Rivalutare il ruolo del ‘nonno’, l’anziano sa dare tranquillità e infondere saggezza Maria Rita Parsi non trascura il ruolo delle figure tradizionali, “che devono essere recuperate -sottolinea – perché la loro esperienza e’ fondamentale per questi ragazzi per essere sereni”. “Il ruolo dei nonni e’ importantissimo -sottolinea -Non solo le nuove generazioni devono incontrarsi con le passate per creare dei progetti -continua -ma gli anziani sanno dare ai giovani tranquillità e infondere saggezza”.

“Malgrado viviamo in una societa’ mediatica, oggi c’e’ una grande difficoltà a comunicare”.
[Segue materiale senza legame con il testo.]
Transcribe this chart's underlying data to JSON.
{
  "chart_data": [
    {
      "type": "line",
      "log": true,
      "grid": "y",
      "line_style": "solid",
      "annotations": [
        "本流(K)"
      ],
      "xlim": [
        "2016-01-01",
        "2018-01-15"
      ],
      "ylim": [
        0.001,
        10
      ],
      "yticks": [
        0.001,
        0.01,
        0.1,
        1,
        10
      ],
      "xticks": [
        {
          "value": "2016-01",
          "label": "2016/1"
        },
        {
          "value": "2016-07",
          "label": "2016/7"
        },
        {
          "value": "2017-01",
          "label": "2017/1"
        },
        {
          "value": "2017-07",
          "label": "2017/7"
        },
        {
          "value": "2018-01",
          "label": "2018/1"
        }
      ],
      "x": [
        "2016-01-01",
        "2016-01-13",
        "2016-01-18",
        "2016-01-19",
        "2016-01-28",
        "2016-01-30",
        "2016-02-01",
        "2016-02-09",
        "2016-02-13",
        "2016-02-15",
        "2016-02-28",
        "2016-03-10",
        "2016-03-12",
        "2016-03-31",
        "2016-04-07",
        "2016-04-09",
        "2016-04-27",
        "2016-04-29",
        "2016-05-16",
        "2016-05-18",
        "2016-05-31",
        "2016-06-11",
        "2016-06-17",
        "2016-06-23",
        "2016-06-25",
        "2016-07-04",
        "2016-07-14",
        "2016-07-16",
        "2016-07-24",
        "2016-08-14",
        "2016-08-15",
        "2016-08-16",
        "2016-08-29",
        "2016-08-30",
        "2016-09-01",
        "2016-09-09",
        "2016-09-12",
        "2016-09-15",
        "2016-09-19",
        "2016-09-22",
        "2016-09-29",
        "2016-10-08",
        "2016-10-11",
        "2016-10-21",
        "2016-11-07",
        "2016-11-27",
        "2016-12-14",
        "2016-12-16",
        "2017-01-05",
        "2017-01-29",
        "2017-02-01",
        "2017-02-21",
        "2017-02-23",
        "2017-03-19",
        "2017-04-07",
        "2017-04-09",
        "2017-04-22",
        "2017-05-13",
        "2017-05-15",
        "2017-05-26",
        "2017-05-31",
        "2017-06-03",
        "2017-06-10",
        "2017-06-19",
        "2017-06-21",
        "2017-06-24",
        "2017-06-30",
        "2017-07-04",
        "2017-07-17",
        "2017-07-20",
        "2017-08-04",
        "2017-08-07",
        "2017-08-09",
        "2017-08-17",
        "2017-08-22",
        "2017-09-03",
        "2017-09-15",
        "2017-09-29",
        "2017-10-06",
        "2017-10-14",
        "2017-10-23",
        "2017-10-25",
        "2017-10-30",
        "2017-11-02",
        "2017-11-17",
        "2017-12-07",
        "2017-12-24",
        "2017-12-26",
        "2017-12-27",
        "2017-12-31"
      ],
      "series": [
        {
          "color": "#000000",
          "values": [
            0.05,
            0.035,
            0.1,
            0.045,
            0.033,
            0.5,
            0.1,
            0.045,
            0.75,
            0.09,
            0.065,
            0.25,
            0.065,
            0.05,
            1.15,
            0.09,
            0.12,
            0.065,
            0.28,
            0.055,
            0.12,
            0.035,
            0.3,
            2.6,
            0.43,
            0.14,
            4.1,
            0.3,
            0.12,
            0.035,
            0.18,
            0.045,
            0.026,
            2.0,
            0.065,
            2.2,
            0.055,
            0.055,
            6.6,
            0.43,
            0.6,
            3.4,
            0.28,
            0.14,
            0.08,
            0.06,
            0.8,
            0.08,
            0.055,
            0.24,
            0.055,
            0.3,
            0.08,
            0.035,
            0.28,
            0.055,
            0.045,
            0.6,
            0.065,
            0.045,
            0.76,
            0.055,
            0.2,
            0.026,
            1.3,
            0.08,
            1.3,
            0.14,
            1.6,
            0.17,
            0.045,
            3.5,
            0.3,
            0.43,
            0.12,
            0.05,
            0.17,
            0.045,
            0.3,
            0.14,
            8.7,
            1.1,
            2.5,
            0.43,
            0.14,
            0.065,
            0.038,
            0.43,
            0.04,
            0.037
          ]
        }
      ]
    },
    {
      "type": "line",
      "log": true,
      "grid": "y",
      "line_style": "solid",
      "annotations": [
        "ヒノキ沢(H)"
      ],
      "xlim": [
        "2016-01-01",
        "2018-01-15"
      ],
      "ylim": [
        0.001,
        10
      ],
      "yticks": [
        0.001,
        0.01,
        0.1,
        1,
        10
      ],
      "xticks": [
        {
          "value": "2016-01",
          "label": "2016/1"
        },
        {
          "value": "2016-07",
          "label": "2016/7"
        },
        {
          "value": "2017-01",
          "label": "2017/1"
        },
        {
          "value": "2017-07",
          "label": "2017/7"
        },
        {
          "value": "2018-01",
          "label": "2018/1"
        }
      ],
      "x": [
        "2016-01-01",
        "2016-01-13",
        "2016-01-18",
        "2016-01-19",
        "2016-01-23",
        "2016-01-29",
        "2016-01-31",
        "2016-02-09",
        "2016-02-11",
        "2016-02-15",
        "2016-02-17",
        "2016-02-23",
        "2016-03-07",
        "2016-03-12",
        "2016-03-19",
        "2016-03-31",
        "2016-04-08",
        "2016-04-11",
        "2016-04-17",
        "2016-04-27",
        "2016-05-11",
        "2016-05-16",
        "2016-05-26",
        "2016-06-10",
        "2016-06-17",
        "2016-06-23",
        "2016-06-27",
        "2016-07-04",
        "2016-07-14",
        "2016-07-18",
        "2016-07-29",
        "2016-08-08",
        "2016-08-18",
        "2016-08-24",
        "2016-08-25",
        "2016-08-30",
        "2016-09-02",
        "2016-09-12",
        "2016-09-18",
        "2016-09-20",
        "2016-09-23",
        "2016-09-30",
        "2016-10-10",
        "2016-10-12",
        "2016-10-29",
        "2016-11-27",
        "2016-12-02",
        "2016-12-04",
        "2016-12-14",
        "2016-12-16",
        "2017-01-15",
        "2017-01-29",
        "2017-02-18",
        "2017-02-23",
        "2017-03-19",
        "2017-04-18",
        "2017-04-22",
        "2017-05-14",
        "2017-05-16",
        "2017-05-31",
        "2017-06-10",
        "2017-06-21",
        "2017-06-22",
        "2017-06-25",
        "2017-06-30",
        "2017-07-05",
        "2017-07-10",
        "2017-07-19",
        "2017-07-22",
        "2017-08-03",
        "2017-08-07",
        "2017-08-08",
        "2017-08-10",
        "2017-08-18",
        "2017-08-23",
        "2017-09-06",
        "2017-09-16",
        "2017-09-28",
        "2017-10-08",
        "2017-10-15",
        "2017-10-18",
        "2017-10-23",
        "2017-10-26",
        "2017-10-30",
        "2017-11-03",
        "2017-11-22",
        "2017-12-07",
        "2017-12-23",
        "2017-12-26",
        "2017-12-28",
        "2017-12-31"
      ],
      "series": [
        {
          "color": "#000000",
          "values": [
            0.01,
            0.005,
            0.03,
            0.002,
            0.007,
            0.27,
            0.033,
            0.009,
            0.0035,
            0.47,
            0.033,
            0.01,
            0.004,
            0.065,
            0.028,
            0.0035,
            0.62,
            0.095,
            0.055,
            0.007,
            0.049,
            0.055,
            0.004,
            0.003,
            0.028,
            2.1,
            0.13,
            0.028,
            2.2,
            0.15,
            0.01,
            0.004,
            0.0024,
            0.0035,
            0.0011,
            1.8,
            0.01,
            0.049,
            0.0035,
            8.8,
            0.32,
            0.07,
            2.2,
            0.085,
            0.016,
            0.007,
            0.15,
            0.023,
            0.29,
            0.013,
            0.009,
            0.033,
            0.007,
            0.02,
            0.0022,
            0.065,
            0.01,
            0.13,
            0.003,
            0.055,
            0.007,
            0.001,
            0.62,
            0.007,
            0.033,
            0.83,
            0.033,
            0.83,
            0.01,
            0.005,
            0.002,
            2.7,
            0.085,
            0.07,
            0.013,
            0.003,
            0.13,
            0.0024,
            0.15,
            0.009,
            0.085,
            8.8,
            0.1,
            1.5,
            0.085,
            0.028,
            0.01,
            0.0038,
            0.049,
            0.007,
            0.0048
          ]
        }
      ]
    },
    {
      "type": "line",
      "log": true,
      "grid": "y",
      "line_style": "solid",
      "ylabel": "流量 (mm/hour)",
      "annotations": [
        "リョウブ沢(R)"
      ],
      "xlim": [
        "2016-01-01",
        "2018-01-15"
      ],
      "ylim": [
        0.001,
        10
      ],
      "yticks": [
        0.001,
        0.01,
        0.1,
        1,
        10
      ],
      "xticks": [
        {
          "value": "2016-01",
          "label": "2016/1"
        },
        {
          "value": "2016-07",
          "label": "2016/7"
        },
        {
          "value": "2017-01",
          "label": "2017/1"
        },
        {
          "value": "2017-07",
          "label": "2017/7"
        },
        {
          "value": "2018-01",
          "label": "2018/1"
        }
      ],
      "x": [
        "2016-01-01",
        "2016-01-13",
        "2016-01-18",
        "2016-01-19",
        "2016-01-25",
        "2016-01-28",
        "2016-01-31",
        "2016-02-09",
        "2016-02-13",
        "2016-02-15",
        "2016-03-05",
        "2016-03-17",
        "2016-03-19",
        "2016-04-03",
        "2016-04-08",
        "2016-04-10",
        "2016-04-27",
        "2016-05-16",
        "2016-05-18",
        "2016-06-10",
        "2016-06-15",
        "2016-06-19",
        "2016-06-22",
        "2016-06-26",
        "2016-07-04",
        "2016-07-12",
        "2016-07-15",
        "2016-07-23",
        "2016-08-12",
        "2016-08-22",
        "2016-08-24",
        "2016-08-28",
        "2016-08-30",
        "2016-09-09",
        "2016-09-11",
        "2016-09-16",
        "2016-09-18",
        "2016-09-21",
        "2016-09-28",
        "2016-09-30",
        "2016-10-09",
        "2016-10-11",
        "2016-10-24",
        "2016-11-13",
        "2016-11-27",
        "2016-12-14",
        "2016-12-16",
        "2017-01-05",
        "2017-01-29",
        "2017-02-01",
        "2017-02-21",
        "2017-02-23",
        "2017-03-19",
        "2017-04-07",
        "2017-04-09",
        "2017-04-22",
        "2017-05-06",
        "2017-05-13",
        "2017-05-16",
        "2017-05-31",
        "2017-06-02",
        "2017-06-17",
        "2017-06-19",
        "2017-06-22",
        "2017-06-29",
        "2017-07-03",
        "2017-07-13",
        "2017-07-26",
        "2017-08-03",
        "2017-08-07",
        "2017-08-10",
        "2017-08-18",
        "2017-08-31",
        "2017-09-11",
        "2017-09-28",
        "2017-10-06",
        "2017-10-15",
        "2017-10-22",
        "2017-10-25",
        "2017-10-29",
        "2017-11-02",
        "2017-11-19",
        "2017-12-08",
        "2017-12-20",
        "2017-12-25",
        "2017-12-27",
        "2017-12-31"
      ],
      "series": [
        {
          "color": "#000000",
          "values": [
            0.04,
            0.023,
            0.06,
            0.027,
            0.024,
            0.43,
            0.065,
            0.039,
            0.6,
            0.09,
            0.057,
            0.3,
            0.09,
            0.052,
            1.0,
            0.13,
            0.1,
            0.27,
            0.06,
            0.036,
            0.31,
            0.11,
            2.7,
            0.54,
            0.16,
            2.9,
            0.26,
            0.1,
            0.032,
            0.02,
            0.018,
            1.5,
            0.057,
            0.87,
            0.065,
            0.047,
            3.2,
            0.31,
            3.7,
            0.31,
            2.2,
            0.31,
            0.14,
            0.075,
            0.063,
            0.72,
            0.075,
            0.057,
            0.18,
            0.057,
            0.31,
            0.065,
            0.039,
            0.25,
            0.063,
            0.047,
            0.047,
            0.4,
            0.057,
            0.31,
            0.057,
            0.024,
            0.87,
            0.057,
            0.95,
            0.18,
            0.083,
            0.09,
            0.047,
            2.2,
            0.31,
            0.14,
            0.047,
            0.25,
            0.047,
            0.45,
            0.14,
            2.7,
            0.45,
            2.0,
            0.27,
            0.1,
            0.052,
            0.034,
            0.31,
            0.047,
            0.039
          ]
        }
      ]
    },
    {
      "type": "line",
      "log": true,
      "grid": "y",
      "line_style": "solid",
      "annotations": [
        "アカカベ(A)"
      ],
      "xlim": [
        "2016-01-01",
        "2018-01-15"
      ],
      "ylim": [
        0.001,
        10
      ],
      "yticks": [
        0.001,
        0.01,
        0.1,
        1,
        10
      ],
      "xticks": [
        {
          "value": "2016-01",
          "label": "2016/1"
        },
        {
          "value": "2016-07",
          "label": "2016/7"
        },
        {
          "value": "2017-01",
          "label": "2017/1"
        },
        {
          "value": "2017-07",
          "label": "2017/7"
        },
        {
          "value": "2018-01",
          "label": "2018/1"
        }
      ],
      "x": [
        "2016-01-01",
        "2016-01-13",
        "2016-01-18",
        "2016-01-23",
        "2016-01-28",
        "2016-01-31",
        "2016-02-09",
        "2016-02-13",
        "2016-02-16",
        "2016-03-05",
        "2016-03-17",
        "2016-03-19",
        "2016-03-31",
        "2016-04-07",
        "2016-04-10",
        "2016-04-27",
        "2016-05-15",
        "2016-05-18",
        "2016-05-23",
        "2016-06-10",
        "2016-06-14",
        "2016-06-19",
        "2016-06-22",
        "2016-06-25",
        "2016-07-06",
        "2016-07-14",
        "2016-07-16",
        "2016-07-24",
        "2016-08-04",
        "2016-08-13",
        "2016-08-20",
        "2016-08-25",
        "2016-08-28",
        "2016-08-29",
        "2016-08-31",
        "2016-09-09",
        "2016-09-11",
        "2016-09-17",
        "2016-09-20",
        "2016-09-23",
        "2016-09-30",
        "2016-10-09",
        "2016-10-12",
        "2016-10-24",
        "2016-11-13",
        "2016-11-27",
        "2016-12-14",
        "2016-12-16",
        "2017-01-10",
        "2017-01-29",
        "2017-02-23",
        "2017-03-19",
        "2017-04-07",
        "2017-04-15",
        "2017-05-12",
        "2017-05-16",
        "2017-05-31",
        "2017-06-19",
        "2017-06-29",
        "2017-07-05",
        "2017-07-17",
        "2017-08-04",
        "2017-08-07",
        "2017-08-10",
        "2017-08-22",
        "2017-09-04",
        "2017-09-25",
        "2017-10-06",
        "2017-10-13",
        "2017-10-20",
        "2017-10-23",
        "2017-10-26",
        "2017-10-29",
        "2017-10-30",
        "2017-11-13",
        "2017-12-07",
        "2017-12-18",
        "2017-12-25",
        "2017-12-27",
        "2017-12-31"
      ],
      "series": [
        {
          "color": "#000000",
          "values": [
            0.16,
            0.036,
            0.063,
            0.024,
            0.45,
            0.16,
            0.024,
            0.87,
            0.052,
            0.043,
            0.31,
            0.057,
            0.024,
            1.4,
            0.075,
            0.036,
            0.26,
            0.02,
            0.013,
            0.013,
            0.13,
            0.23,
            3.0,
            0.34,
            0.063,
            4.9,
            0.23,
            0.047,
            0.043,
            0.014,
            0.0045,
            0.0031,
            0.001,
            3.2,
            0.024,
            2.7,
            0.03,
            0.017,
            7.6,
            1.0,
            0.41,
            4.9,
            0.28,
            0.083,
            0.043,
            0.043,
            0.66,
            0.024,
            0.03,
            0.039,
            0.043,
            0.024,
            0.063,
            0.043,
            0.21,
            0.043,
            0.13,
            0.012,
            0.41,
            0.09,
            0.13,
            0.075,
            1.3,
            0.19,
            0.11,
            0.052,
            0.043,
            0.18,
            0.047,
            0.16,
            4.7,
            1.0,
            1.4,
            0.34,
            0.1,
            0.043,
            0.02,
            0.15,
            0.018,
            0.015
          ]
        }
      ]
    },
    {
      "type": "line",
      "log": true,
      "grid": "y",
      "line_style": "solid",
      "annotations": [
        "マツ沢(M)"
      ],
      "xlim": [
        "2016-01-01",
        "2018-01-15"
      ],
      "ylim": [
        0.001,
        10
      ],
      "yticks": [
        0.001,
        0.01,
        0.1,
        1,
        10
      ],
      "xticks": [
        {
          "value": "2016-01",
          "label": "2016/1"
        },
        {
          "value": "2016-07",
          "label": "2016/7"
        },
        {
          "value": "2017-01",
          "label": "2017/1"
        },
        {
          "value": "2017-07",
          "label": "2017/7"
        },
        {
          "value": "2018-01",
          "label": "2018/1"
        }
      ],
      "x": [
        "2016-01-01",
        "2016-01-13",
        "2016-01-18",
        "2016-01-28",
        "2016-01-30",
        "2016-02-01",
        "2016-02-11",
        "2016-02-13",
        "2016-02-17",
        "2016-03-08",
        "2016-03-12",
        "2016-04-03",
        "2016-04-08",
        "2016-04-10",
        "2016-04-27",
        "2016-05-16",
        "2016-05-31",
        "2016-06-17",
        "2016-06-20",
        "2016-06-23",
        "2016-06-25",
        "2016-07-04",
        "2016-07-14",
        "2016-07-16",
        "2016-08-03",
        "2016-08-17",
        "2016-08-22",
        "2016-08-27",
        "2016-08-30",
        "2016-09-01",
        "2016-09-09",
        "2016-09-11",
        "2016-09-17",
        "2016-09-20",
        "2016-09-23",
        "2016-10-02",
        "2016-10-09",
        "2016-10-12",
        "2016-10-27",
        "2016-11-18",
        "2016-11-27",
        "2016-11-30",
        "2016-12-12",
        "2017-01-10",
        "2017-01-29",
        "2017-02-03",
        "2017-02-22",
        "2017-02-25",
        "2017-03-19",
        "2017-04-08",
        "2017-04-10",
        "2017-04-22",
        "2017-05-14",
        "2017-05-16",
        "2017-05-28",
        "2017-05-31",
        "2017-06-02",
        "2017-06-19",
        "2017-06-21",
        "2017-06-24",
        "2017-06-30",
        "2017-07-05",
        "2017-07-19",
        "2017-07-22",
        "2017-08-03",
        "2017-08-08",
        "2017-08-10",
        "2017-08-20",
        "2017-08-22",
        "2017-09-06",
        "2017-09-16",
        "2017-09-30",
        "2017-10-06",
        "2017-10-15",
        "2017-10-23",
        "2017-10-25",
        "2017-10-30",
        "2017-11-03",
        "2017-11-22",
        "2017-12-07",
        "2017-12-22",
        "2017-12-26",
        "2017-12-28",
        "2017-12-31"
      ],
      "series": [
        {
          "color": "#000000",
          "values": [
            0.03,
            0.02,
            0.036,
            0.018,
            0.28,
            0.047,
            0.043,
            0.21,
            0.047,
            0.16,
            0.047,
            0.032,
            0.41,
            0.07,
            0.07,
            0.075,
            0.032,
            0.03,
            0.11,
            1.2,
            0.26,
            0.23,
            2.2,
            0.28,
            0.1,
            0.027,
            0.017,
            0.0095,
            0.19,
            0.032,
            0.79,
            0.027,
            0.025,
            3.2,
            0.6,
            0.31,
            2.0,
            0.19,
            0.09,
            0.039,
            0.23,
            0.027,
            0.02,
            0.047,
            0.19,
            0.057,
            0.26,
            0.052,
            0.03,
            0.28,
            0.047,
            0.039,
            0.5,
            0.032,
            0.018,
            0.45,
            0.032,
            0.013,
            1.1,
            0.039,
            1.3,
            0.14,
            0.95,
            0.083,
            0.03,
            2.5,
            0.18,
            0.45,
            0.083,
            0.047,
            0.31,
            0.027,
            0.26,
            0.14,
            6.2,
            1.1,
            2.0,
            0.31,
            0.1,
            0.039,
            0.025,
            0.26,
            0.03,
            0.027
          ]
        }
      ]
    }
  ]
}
Per lo psicologo Paolo Crepet, “i casi di suicidio sono legati alle storie dei ragazzi che si nascondono dietro il singolo gesto, ma il disagio serpeggia tra i giovani”. “Capita sempre più spesso che i genitori non sappiano che amicizie frequentino i figli, e come passino il tempo fuori di casa”. “Manca il dialogo -sottolinea -un paradosso nella società dei media, ma -precisa -la contraddizione e’ solo apparente perché sono gli stessi mezzi di comunicazione, come internet e televisione, a isolare i ragazzi dalla realtà”.

“Nella fase dell’adolescenza e’ forte il problema dell’identità -continua Crepet-, ognuno di noi verso i 15 o 16 anni si e’ trovato faccia a faccia con questo vuoto, e -spiega -se non c’e’ nessuno a parlarne il ragazzo, se particolarmente fragile, può arrivare a tentativi estremi”.

– Ed i genitori? “Non sono in grado di competere con le figure mediatiche -replica Cicogna -perché i ragazzi prestano maggiore attenzione ai protagonisti del tubo catodico”. “La famiglia, da sola, non ha le armi necessarie per contrastare questo fenomeno e difficilmente può essere davvero accanto ad un ragazzo”.

“Vorrei sottolineare -continua Cicogna -un dato che e’ emerso dalla pubblicazione del rapporto “Telefono azzurro-Eurispes”, ossia quello legato alle attese giovanili, che dicono di volere una famiglia, una proposta legittima, ma che in una società che ormai ha come fulcro i comportamenti mediatici, e’ vana”.

“Il suicidio giovanile e’ diffuso ed e’ spia dell’enorme disagio che soffrono”. Per il presidente di Telefono Azzurro, Ernesto Caffo, “l’aumento di questi momenti autodistruttivi e’ causato, da una parte dall’assenza della famiglia, ridotta in molti casi ad un semplice alloggio -e continua – dall’altra, al fatto che il mondo scolastico non e’ all’altezza di soddisfare i loro bisogni”.

“Problema centrale e’ la solitudine -sottolinea Caffo – in anche segrandi raduni e discoteche, i ragazzi si sentono soli”. “Lanciano messaggi nello spazio, e difficilmente i ragazzi riescono a parlare davvero con una persona, e per questo -conclude -si sentono soli e senza sostegno”.